Friday, August 26, 2011

Animals of Acadia

 When Jim first shot this photo on his way to camp, he thought he was looking into the eyes of a grey fox (Urocyon cinereoargenteus).

 He watched as the small animal chewed on the grass and went about its business.

 After doing a bit of research I found out for sure that it was a red fox (Vulpes vulpes). Although the two animals are similar, the gray fox has a black stripe along the tail that ends with a black tip, while the red fox has a white-tipped tail. The gray fox also lacks the black booties seen on this red fox.

 This handsome warm-blooded mammal is a harbor seal (Phoca vitulina). A group was feeding during high tide when this photo was taken. While at Sand Beach, Jim and I talked with a park ranger who told us they get at least one report a week by park tourists of an injured seal. Sure enough when he arrives at the scene, he sees a passed out seal sunning itself luxuriously on a rock during low tide. No injury, just nap time. 

This thrush eludes me, if only I had been there to hear its song.

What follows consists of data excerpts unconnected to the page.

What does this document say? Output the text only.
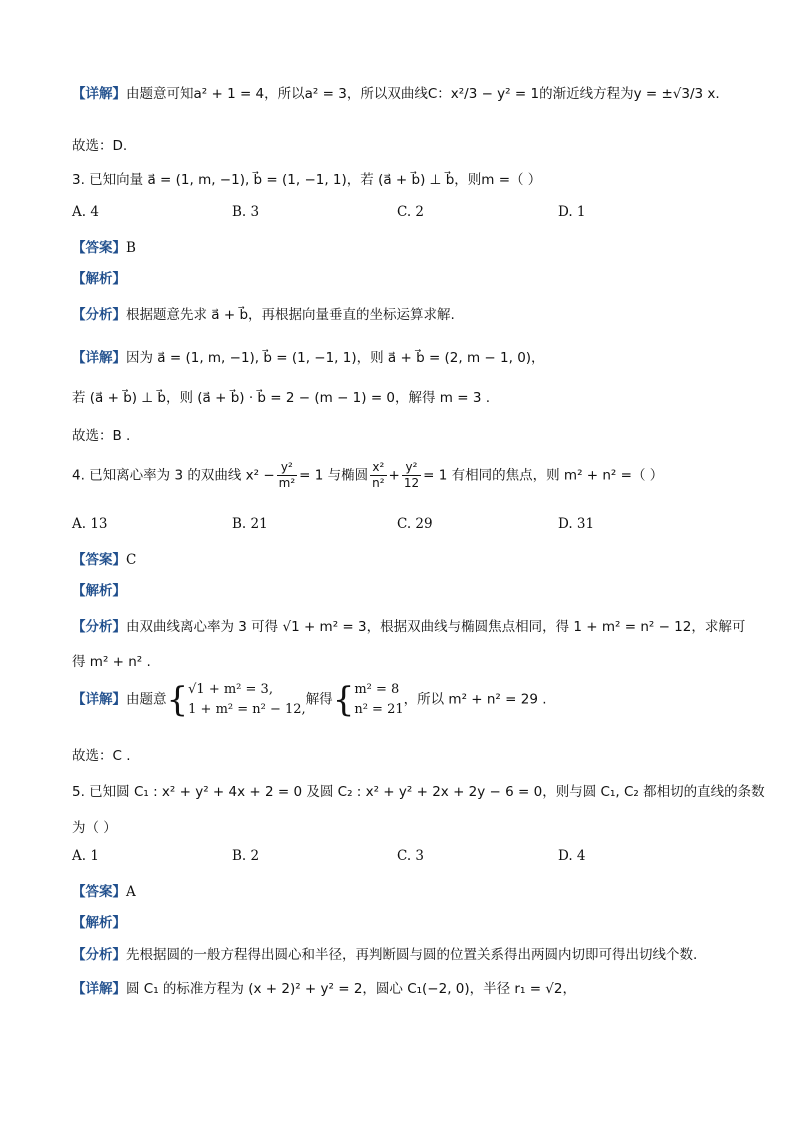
【详解】由题意可知a² + 1 = 4，所以a² = 3，所以双曲线C：x²/3 − y² = 1的渐近线方程为y = ±√3/3 x.
故选：D.
3. 已知向量 a⃗ = (1, m, −1), b⃗ = (1, −1, 1)，若 (a⃗ + b⃗) ⊥ b⃗，则m =（ ）
A. 4	B. 3	C. 2	D. 1
【答案】B
【解析】
【分析】根据题意先求 a⃗ + b⃗，再根据向量垂直的坐标运算求解.
【详解】因为 a⃗ = (1, m, −1), b⃗ = (1, −1, 1)，则 a⃗ + b⃗ = (2, m − 1, 0)，
若 (a⃗ + b⃗) ⊥ b⃗，则 (a⃗ + b⃗) · b⃗ = 2 − (m − 1) = 0，解得 m = 3 .
故选：B .
4. 已知离心率为 3 的双曲线 $x^2 - \frac{\text{y²}}{\text{m²}} = 1$ 与椭圆 $\frac{\text{x²}}{\text{n²}} + \frac{\text{y²}}{12} = 1$ 有相同的焦点，则 m² + n² =（ ）
A. 13	B. 21	C. 29	D. 31
【答案】C
【解析】
【分析】由双曲线离心率为 3 可得 √1 + m² = 3，根据双曲线与椭圆焦点相同，得 1 + m² = n² − 12，求解可
得 m² + n² .
【详解】由题意{ √1 + m² = 3,
1 + m² = n² − 12,
解得{ m² = 8
n² = 21
，所以 m² + n² = 29 .
故选：C .
5. 已知圆 C₁ : x² + y² + 4x + 2 = 0 及圆 C₂ : x² + y² + 2x + 2y − 6 = 0，则与圆 C₁, C₂ 都相切的直线的条数
为（ ）
A. 1	B. 2	C. 3	D. 4
【答案】A
【解析】
【分析】先根据圆的一般方程得出圆心和半径，再判断圆与圆的位置关系得出两圆内切即可得出切线个数.
【详解】圆 C₁ 的标准方程为 (x + 2)² + y² = 2，圆心 C₁(−2, 0)，半径 r₁ = √2，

Pictured here is a Black-and-white Warbler (Mniotilta varia) who spends its winter months in the balmy Gulf Coast. This little bird creeps up and down tree limbs searching for insects under the bark of trees.

 In the shadows of a striped maple (Acer pensylvanicum) sits a tiny female Black-throated Green Warbler, a common bird of softwood forests.

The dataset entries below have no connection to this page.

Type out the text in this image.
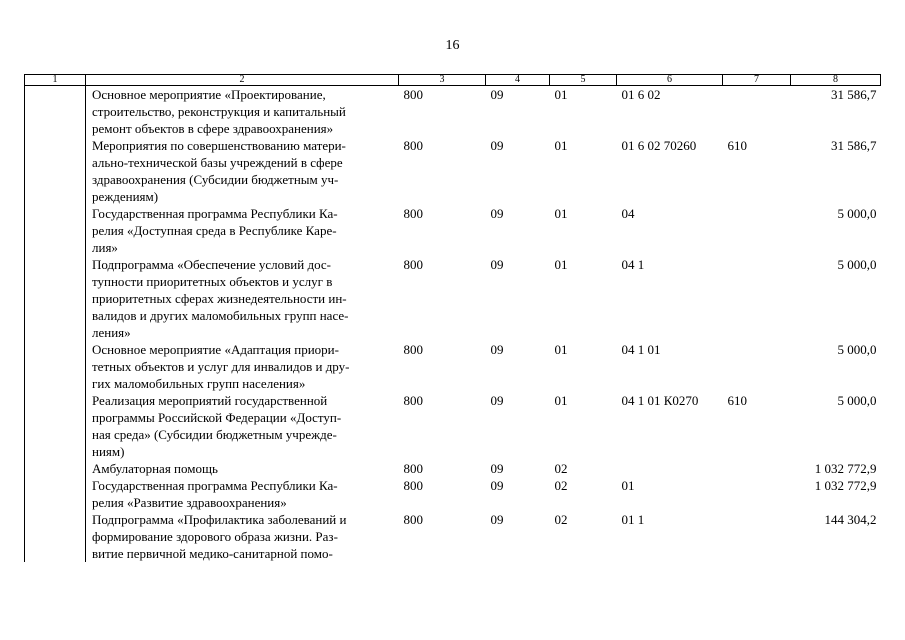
16
1	2	3	4	5	6	7	8

	Основное мероприятие «Проектирование,
строительство, реконструкция и капитальный
ремонт объектов в сфере здравоохранения»	800	09	01	01 6 02		31 586,7

	Мероприятия по совершенствованию матери-
ально-технической базы учреждений в сфере
здравоохранения (Субсидии бюджетным уч-
реждениям)	800	09	01	01 6 02 70260	610	31 586,7

	Государственная программа Республики Ка-
релия «Доступная среда в Республике Каре-
лия»	800	09	01	04		5 000,0

	Подпрограмма «Обеспечение условий дос-
тупности приоритетных объектов и услуг в
приоритетных сферах жизнедеятельности ин-
валидов и других маломобильных групп насе-
ления»	800	09	01	04 1		5 000,0

	Основное мероприятие «Адаптация приори-
тетных объектов и услуг для инвалидов и дру-
гих маломобильных групп населения»	800	09	01	04 1 01		5 000,0

	Реализация мероприятий государственной
программы Российской Федерации «Доступ-
ная среда» (Субсидии бюджетным учрежде-
ниям)	800	09	01	04 1 01 К0270	610	5 000,0

	Амбулаторная помощь	800	09	02			1 032 772,9

	Государственная программа Республики Ка-
релия «Развитие здравоохранения»	800	09	02	01		1 032 772,9

	Подпрограмма «Профилактика заболеваний и
формирование здорового образа жизни. Раз-
витие первичной медико-санитарной помо-	800	09	02	01 1		144 304,2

One of the last animals I think I'd see at the beach is a porcupine (Erethizon dorsatum). It came wobbling up from the sandy beach shore and slowly climbed up this balsam fir. The porcupine is one of the most docile creatures I know.  

Female Common Eider ducks (Somateria mollissima) are diving ducks that feed primarily on mollusks. During breeding season the males are hard to miss with their bright black and white display.

River otters (Lutra canadensis) in the ocean? Apparently so. They can swim miles out into the ocean to fish, but head back to the main land freshwater to rinse off and have a family. What are they looking at anyway?

 I don't think the otters have much to worry about, the Bald Eagle (Haliaeetus leucocephalus) usually feeds on carrion, crippled waterfowl, and primarily fish. Although they will drown the occasional duck for dinner.